Codec: The codec describes the file format of your video. Essentially, it’s the way that your video’s data is stored and then rendered on a viewing device. To choose the best codec for your project, know where your viewers will be watching it. There’s a huge difference between short social media videos and feature films that need to be shown on a big screen.
Resolution: As with photos or graphics, your video’s resolution is a measure of many pixels per inch your video has. Higher resolution video is going to look better but produce a much larger file size.
Bit Rate: The bit rate is the amount of data stored in one second of video. The higher the bit rate, the smoother and more vivid the video will look and play.
This is important to know because major video publishing platforms such as YouTube and Facebook tend to compress videos. Low- resolution, low-bit rate videos might look blurry or pixelated once published on these platforms.
2. Mix Up Your Cuts
Nothing is more boring than a video that simply strings together a bunch of shots. If someone is talking to the camera, overlay shots that illustrate what they’re talking about, and let their audio extend over footage of other subjects. These are called J and L cuts, and they’re essential for professional videos.
If your video uses the “Ken Burns” effect, in which still images are edited together in a moving story, pay close attention to the timing and speed of the stills. Quick zoom-ins or messily placed stills make your video look amateurish. Aim to have the stills change at key words in the script, and alternate the direction of the zooms and pans for a more dynamic look.
Finally, when including “talking head” shots, in which someone is talking to someone off-camera (e.g. in an interview), be consistent in the framing and editing of those shots unless you make a drastic change (e.g. a closeup of their face) for dramatic effect. In most scenarios, you’ll want the speaker to be positioned at one side of the frame and looking just off-camera rather than right into the lens.
3. Use Your Keyboard
Not only does using keyboard shortcuts while editing save you time, but it can also improve the accuracy of your edits. No more mouse slips that take you off course, and no more struggles to constantly navigate your NLE’s (often cumbersome) menu system. Memorize your program’s shortcuts and use your keyboard, rather than your mouse, for a more streamlined, productive editing experience.
4. Pay Attention to Your Audio Levels
During production, it’s often easy to get an audio track that’s too quiet or too loud for the other tracks, especially if you’re recording multiple people. Pay attention to the decibel levels of each track and bring them into balance using a program such as Adobe Audition, which integrates with Premiere. When adding music, ensure that the new track does not drown out the original audio.
5. Find the Best Music
The background music you use has a huge impact on your overall video. A song that’s out of touch with the content can jar even the most accommodating viewer. Aim to find tracks that match the mood and style of the video, and as mentioned above, keep it at an appropriate volume so that it does not overwhelm any dialogue or ambient noise.

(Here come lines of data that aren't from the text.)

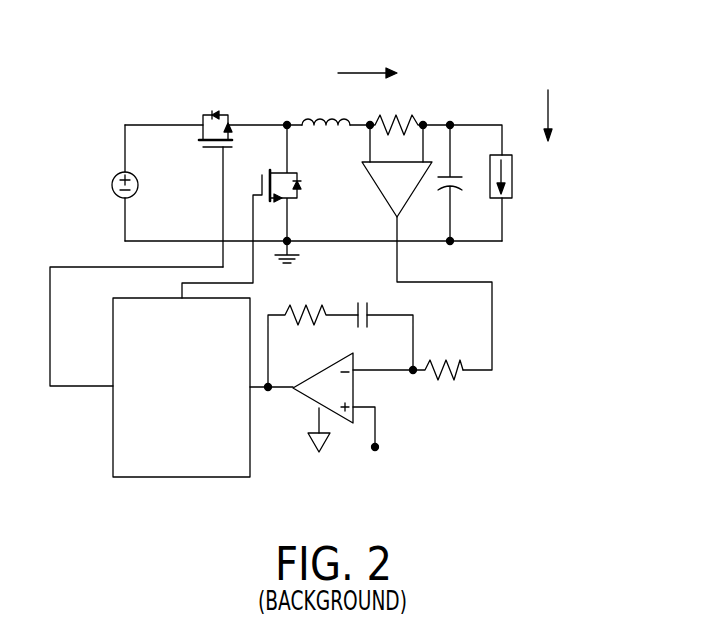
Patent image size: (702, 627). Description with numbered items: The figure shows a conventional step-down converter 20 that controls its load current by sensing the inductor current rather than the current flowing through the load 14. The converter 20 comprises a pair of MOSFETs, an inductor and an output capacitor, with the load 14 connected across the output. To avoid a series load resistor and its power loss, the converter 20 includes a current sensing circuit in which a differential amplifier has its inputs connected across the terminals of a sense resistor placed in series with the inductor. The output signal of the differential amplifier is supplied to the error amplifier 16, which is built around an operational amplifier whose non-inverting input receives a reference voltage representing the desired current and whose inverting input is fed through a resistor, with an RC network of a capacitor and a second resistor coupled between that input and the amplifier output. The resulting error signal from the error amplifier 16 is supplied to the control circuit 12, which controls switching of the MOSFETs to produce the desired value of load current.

The step-down converter 20 is at (478, 67).
The load 14 is at (509, 155).
The control circuit 12 is at (192, 430).
The error amplifier 16 is at (310, 397).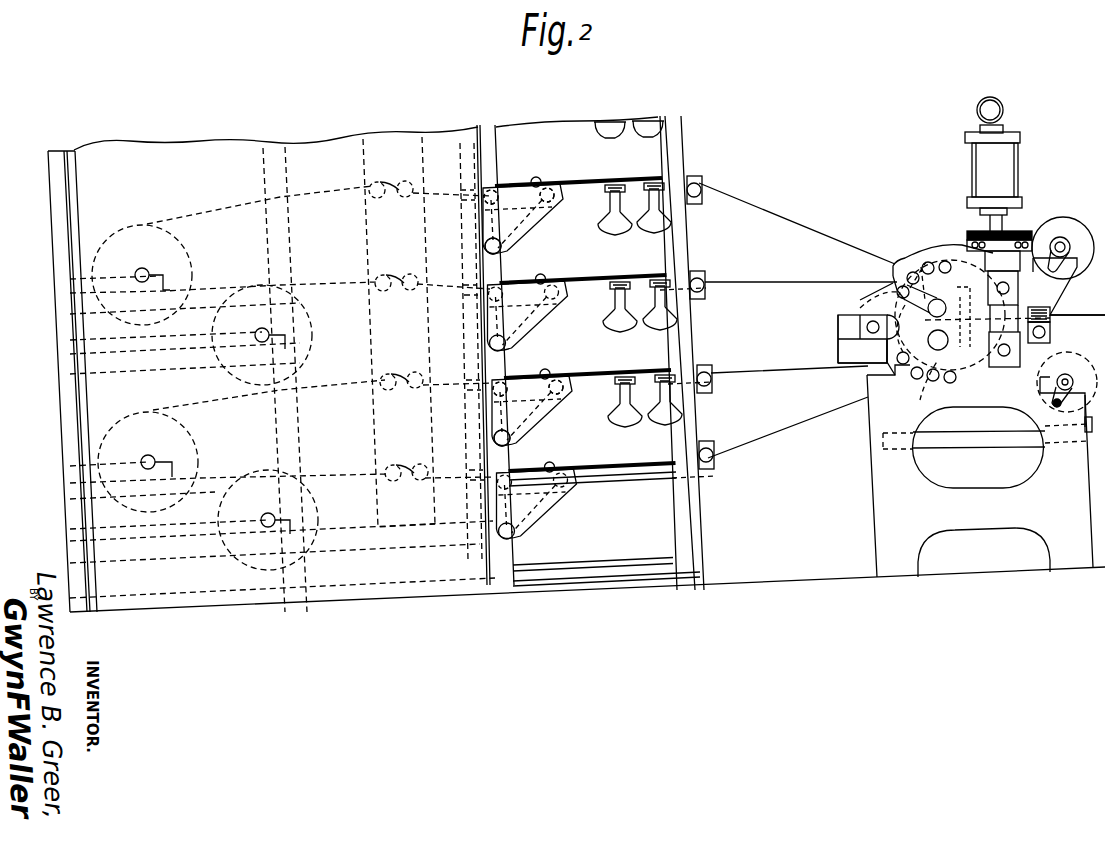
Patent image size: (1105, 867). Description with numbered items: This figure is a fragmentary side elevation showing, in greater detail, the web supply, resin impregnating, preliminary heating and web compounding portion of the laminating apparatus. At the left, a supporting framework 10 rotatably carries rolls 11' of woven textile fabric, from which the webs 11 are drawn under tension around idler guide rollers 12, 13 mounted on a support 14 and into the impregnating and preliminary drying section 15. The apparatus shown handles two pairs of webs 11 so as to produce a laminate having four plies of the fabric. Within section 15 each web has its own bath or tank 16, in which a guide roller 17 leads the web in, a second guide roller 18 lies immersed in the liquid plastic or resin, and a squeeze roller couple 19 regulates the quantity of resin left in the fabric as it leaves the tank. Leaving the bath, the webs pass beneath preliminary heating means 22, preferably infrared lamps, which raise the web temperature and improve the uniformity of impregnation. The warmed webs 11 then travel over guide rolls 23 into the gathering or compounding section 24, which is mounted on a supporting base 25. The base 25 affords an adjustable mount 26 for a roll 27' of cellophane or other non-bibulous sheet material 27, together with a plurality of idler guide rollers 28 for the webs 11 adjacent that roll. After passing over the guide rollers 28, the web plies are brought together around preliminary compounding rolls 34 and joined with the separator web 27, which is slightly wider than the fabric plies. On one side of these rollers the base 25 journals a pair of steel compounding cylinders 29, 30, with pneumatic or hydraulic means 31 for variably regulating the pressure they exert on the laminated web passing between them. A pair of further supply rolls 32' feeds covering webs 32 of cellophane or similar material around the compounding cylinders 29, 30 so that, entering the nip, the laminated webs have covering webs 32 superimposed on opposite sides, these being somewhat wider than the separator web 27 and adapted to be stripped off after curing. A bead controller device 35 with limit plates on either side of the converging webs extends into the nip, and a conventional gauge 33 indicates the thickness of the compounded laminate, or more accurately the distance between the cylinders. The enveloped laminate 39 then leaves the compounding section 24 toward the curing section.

The supporting framework 10 is at (63, 233).
The webs 11 is at (659, 330).
The rolls of woven textile fabric 11' is at (282, 392).
The idler guide roller 12 is at (370, 197).
The idler guide roller 13 is at (403, 181).
The support 14 is at (363, 160).
The impregnating and preliminary drying section 15 is at (570, 132).
The bath or tank 16 is at (538, 223).
The guide roller 17 is at (496, 192).
The second guide roller 18 is at (505, 250).
The squeeze roller couple 19 is at (540, 180).
The preliminary heating means 22 is at (647, 139).
The guide rolls 23 is at (701, 185).
The compounding section 24 is at (922, 250).
The supporting base 25 is at (867, 422).
The adjustable mount 26 is at (870, 326).
The non-bibulous sheet material 27 is at (862, 369).
The roll of cellophane 27' is at (818, 334).
The idler guide rollers 28 is at (895, 280).
The compounding cylinder 29 is at (955, 258).
The compounding cylinder 30 is at (992, 372).
The pneumatic or hydraulic means 31 is at (1016, 158).
The covering material 32 is at (1066, 356).
The supply rolls of covering material 32' is at (1068, 242).
The gauge 33 is at (1052, 333).
The preliminary compounding rolls 34 is at (910, 265).
The bead controller device 35 is at (940, 250).
The enveloped laminate 39 is at (1093, 315).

6. Use Royalty-Free Assets
Often, you’ll want to include music in your video to complement the diegetic sound, and sometimes you may want stock footage as well. You can easily get into legal trouble if you use assets to which you don’t hold the copyright. To avoid problems, download royalty-free music, sound effects, and visual assets that are legal to use through free resources such as YouTube’s Audio Library or paid services such as Shutterstock or Adobe Stock.
Video editing takes practice, as well as a deep familiarity with the best work in the field. To become a better editor, watch quality films and videos and take notes on the cuts, shots, music, and other elements that the editor used. Then, practice, practice, practice. Make several versions of each draft of your video to play with options. By doing this and following the above steps, you can find the perfect combination of compositions, cuts, edits, and enhancements.